Lembrando dos maravilhosos escritos do ilustre e saudoso Ariano Suassuna, que nomeu a dama da morte de Caetana, eu analisei e achei muito pertinente nomear a morte. Creio que assim ela parece menos assustadora já que sabemos que um dia estaremos frente a frente com ela. Uns mais cedo e outros mais tarde, mas sem falta ele visitará a todos nós. Mas não acho que o nome de Caetana faça jus ao trabalho da dona morte, na minha concepção Raimunda é um nome que combina mais com ela. Raimunda é um nome de origem germânica formado por duas palavras: - Ragin, que significa "conselho" e mund, que quer dizer "protetora". Segundo histórias antigas, na hora final, o ser ainda vivo reluta até não poder mais para não se desapegar do seu corpo ao qual já está tão acostumado. Diferentemente do que pensamos, dona morte a qual nomeei de Raimunda, não arranca a vida do corpo e a leva para o além. Ela chega de mansinho e com seu abraço carinhoso e suas palavras de afago no subconsciente do indivíduo o convence e avisa que já é hora de partir para o infinito e que sua missão já está cumprida fazendo-se necessário voltar a seu lar.

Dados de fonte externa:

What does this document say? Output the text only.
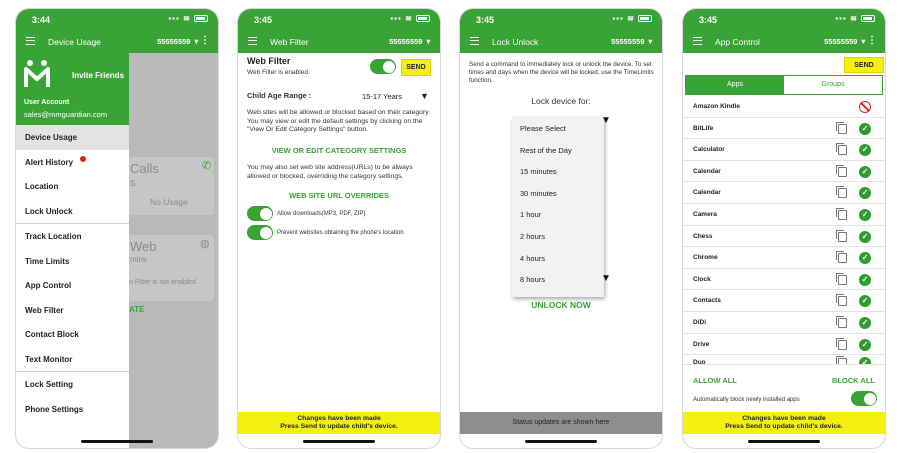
Calls
s
✆
No Usage
Web
mins
◍
n Filter is not enabled
ATE
3:44	▪▪▪ ≋
Device Usage	55555559 ▼ ⋮
Invite Friends
User Account
sales@mmguardian.com
Device Usage
Alert History
Location
Lock Unlock
Track Location
Time Limits
App Control
Web Filter
Contact Block
Text Monitor
Lock Setting
Phone Settings
3:45	▪▪▪ ≋
Web Filter	55555559 ▼
Web Filter
Web Filter is enabled.
SEND
Child Age Range :	15-17 Years ▼
Web sites will be allowed or blocked based on their category. You may view or edit the default settings by clicking on the "View Or Edit Category Settings" button.
VIEW OR EDIT CATEGORY SETTINGS
You may also set web site address(URLs) to be always allowed or blocked, overriding the category settings.
WEB SITE URL OVERRIDES
Allow downloads(MP3, PDF, ZIP)
Prevent websites obtaining the phone's location
Changes have been made
Press Send to update child's device.
3:45	▪▪▪ ≋
Lock Unlock	55555559 ▼
Send a command to immediately lock or unlock the device. To set times and days when the device will be locked, use the TimeLimits function.
Lock device for:
Please Select
Rest of the Day
15 minutes
30 minutes
1 hour
2 hours
4 hours
8 hours
▼
▼
UNLOCK NOW
Status updates are shown here
3:45	▪▪▪ ≋
App Control	55555559 ▼ ⋮
SEND
Apps	Groups
Amazon Kindle
BitLife	✓
Calculator	✓
Calendar	✓
Calendar	✓
Camera	✓
Chess	✓
Chrome	✓
Clock	✓
Contacts	✓
DiDi	✓
Drive	✓
Duo	✓
ALLOW ALL	BLOCK ALL
Automatically block newly installed apps
Changes have been made
Press Send to update child's device.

E assim que o ser percebe e deixa-se ouvir entende que é chegada a hora de deixar aquilo que conhecia e ir agora aprender com o infinito criador de todas as coisas. Ao desapegar-se do corpo, dona Raimunda o guia e proteje pelo caminhos das sombras até a casa do pai de todos nós. E diferente do que muitos dizem, a morte é apenas o começo. Lembrando ainda dos escritos de Suassuna, sábias foram as palavras do personagem Chicó d'O Auto da Compadecida que disse que quando o ser morre "cumpriu sua sentença. Encontrou-se com o único mal irremediável, aquilo que é a marca do nosso estranho destino sobre a terra, aquele fato sem explicação que iguala tudo o que é vivo num só rebanho de condenados, porque tudo o que é vivo, morre."



Diones Batista

Referências:
SUASSUNA, A. O Auto da Compadecida. Rio de Janeiro: Livraria AGIR Editora. 1975.
305

Amor de ilusão

Lembrando dos beijos que um dia me destes
Fico aqui pensando se deixou-me a sorte
De me dar resposta tu se abstivestes
Pra o sofrimento deu-me um passaporte

Nosso amor de ilusão tu adormecestes
Hoje o peito sangra com um profundo corte
O coração de pedra tu amolecestes
Depois o entregastes a dama da morte

Hoje vivo triste, só e amargurado
Como um andarilho que é abandonado
Nas estradas secas da desilusão

Vou fazer agora um abaixo-assinado
Pra aceitar de novo eu ser seu amado
Me arrancando assim desta solidão


Diones Batista
630

Irmãos

Nesse momento morreu mais um preto na favela
Filho de Dandara, filho de Mandela
Fiho de Zumbi, filho de Marighella
Passa só como mais um caído na viela
E de repente surge um grito no alarido:
- Aaahhhhh... Se não fosse bandido não tinha morrido!
Mas era só mais um pedreiro
Que trabalhou o dia inteiro
Pra poder juntar dinheiro
Pra sua família ter
O alimento pra comer...
E a furadeira foi confudida com pistola
E hoje seu filho no sinal pede esmola
E a cor da pele foi o julgamento inicial
Que em mais uma vida pôs um ponto final.


Diones Batista
286

Solidão

No meio de tanta gente
E ainda me sinto só
Ao lembrar-me dos teus beijos 
Na garganta dá um nó
Desmorona os sentimentos 
Transformando tudo em pó


Diones Batista
235

Luta

Estava no escuro e com frio
Estava sem saber pra onde ir, desnorteado!
Estava sem saber o que fazer, estagnado!
Estava perdido na perdição da perda!
Estava sem saber qual foi minha perda
Até que ao longe vejo uma chama
Que me aquece e me ilumina
Que me mostra a minha sina
Que me mostra o caminho
E como que da água pra o vinho
Descubro agora o que sou
De onde vim e pra onde vou
E essa chama se chama luta
Que de longe o grito se escuta!


Diones Batista
591

Paixão

A paixão quando acomete
A vida de um sujeito
Se encarna  no coração
Se entranha dentro do peito
Se espalhando pela alma
De um jeito que não tem jeito


Diones Batista
384

Exílio

Milhões de irmãos e irmãs
A força foram trazidos
Da Mãe África arrancados
Nessa terra exauridos
E até mesmo nossas crenças 
Delas somos proibidos


Diones Batista
660

Comentários (3)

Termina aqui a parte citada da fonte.